FEEDBACK – FROM TRIAD TO QUADRILATERAL

Feedback is given in many different ways, we have expanded the feedback – from triad to quadrilateral. All of them have the goal of encouraging the feedback recipient to change his or her behaviour.

Sandwich Feedback
In Sandwich Feedback, something positive / appreciative is said first, followed by a point of criticism and finally something positive again. This procedure has proven to be unsuccessful. The criticism deletes the positive and the criticism makes bad feelings and usually does not lead to a change in behaviour. Both feedback givers and feedback receivers remain dissatisfied.

FEEDBACK AS A TRIAD – PEW

Giving feedback is more successful than triad with the PEW:

  • Perception
  • Effect and
  • Wish.

It assumes that the level of relationship between the two is ok.

Perception: The feedback provider describes the behaviour of the feedback recipient as objectively as possible. What was when and how the concrete behaviour? All senses may and should be used to describe the situation as concretely as possible. Continue to describe until the feedback recipient can remember or get a picture of it. (No interpretation/evaluation, generalizations or statements of identity)

Effect: The feedback giver describes his or her feeling of what has triggered this behaviour. How exactly and where in the body did it make a feeling? (Tingling, pressure, tension, also no interpretation, insinuation, such as “That made me sad” or similar)

Wish: In the last place is the goal of behavioral change. Here the wish, the demand or the learning task is formulated in a positive, concrete and future-oriented way. (Next time do it this way and that way.) It is important that the feedback recipient then knows exactly what behaviour is meant and what exactly he can or must do. If the feedback triad is carried out correctly, the feedback recipient will know what it is about, what feeling it triggered (motivation not to do it again) and what the desired concrete change in behaviour looks like.
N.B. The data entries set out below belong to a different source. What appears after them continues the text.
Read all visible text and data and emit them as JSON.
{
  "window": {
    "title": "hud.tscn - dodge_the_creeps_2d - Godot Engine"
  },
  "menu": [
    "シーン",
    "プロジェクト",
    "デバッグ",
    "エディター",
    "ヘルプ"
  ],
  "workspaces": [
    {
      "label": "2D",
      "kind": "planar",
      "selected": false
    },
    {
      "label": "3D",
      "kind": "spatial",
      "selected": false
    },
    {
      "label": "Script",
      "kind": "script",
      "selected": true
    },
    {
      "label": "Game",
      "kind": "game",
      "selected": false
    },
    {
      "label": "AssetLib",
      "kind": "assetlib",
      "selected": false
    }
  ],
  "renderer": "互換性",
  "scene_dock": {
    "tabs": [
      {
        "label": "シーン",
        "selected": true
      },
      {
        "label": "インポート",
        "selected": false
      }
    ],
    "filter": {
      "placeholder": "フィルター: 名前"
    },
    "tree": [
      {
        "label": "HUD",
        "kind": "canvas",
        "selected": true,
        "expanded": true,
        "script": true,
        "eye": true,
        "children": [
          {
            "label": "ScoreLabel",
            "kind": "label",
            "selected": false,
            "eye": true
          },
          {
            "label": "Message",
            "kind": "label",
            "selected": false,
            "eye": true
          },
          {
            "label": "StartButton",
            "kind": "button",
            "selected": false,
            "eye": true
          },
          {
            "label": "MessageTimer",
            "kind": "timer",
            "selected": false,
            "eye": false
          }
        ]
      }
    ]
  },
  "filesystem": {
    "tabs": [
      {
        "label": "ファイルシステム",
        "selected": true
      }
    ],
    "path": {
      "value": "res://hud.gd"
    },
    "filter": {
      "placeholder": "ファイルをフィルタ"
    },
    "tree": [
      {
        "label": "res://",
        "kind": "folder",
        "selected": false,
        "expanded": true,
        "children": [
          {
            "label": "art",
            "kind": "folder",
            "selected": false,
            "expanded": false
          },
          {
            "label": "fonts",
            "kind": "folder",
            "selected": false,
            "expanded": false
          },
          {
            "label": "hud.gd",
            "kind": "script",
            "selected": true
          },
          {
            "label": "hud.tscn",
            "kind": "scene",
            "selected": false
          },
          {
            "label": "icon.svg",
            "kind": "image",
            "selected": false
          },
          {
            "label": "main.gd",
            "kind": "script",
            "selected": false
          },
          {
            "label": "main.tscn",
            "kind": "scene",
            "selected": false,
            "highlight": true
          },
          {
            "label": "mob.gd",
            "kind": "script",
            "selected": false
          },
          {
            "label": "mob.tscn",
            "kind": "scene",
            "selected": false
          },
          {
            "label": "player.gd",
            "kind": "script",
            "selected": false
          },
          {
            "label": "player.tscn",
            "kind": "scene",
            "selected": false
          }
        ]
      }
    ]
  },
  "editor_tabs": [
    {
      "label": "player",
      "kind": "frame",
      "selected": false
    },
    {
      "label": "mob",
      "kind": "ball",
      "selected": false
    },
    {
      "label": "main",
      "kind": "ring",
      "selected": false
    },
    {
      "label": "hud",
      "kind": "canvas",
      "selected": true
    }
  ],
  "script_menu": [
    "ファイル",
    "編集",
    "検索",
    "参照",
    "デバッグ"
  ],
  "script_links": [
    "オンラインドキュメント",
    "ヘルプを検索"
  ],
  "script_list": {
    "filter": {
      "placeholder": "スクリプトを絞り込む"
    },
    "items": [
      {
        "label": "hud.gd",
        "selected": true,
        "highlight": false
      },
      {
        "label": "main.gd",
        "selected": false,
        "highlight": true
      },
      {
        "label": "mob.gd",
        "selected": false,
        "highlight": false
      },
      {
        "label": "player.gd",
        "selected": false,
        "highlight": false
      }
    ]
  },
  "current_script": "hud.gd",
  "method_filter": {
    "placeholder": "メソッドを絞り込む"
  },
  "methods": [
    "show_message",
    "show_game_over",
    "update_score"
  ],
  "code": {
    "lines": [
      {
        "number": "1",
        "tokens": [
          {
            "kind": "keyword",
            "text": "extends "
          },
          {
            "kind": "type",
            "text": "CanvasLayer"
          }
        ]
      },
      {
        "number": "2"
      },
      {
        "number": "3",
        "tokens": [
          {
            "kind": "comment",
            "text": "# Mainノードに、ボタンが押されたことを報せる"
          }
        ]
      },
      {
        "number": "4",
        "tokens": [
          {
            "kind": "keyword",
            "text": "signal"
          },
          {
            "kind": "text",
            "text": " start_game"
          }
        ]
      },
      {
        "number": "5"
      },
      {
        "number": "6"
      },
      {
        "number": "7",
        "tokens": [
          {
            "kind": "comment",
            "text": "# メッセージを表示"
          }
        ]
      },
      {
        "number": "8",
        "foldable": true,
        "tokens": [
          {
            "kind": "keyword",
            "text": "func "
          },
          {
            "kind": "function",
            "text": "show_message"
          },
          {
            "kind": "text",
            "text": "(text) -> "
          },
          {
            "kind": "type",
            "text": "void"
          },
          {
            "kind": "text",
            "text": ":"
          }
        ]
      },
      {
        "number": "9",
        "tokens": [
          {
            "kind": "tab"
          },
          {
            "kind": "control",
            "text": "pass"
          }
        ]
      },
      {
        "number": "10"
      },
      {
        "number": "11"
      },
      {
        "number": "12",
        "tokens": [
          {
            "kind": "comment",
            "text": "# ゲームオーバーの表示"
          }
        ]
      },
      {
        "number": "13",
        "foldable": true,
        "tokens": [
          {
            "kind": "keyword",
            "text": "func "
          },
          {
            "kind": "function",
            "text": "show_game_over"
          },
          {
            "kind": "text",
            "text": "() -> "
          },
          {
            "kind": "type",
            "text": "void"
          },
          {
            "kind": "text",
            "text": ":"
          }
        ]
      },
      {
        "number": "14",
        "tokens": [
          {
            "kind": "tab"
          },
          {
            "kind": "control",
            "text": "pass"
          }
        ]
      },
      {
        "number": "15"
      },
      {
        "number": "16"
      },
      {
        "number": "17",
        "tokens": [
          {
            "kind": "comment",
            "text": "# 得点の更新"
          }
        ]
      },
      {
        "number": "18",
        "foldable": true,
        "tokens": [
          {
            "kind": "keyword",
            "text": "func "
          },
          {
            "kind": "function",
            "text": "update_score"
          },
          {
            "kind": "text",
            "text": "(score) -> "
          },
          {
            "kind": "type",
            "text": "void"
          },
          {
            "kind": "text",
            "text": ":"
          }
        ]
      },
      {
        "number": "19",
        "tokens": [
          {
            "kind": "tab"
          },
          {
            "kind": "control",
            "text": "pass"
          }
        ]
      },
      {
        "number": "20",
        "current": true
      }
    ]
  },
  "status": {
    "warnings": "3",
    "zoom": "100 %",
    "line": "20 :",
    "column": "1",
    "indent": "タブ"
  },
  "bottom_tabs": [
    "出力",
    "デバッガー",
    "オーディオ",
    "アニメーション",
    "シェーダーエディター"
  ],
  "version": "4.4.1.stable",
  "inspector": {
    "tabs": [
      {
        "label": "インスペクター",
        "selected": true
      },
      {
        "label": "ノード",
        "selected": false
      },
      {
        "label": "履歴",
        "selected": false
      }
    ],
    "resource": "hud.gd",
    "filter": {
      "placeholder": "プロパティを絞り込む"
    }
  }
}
However, this feedback as a triad is only successful if there is no violation of systemic law, such as exclusion or lack of recognition, but if there is an appreciative attitude between giver and taker.

If it is not ok between the two, the triad is not sufficient, because something from the bad relationship level will always resonate and hurt the feedback receiver or he cannot accept the feedback properly. The goal of changing behaviour is not achieved in this way. Therefore we have extended the feedback as triad to the feedback as quadrilateral.

FEEDBACK AS QUADRILATERAL – APEW

Feedback is most successful when an appreciative attitude is added to the triad.

So

  • Appreciative attitude
  • Perception
  • Effect and
  • Wish.

The three PEW of the triad are the same. The appreciative attitude is decisive, i.e. is it ok between the feedback giver and receiver. This expands the feedback – from triad to quadrilateral.

For us, an attitude of esteem means that there are no major violations of systemic law between the two and that there is a basis of trust. Appreciative attitude is an attitude which is on the basic emotional level and cannot be easily established by thinking. Appreciative attitude does not mean to say something appreciative like in sandwich feedback, but to feel this feeling of appreciation within oneself at the time of the planned feedback.

In our workshops on “Resolving System Law Violations” and “Giving Feedback” we give participants the task of preparing a feedback according to the Vierklang. They can manage the triad, but the crux of the matter is the appreciative attitude. Many then arrive and say, “I can’t prepare the feedback because it’s not good between us.”  Do what?

CREATING AN APPRECIATIVE ATTITUDE

If there is no appreciative attitude of its own accord, it is necessary to develop one.

  • It used to be good: Go back in time in your thoughts to the point where and when it was still good between you and the person receiving the feedback. Remember that. To be absolutely sure, check how it was when you first met. Was everything okay there? Was there a leap of faith?
  • It’s never been good: In our work as a CoachMediator or System Empowering Coach, various reasons have come to light why it was not good to get to know each other, which are only presented here in an overview: 
  • Confusion with a remembered person
  • Interpretation loop – “Glasses”
  • Mirror: Seeing shadows – I mustn’t… / I must…
  • System law level – poisoned space
  • System law level – not balanced strong enough (+- , -+ or –)
  • System law level – accidental installation
  • Systemic law level – exclusion and prejudice / “glasses”: having heard about the person before
  • System law level – poisoned order … 
  • Structures in organizations that lead to systemic law violations

These nine possible causes are explained in detail in my book “Systemische Mediation” and what can be done to make it good after all.

  • It used to be good, but there are system law violations: If it was good when getting to know each other or also afterwards and afterwards system law violations occurred, like exclusion, lack of appreciation or injustice with the corresponding violated basic feelings, there is no more appreciative attitude. Only the structured dissolving of these systemic law violations with the five prerequisites helps that in the end an appreciative attitude can develop and only afterwards a feedback in the four-sound is possible.

My book “Systemische Mediation” also explains how system law violations are resolved in a clearly structured procedure. In our training courses and seminars you will learn how to apply this special method of “System Empowering” yourself.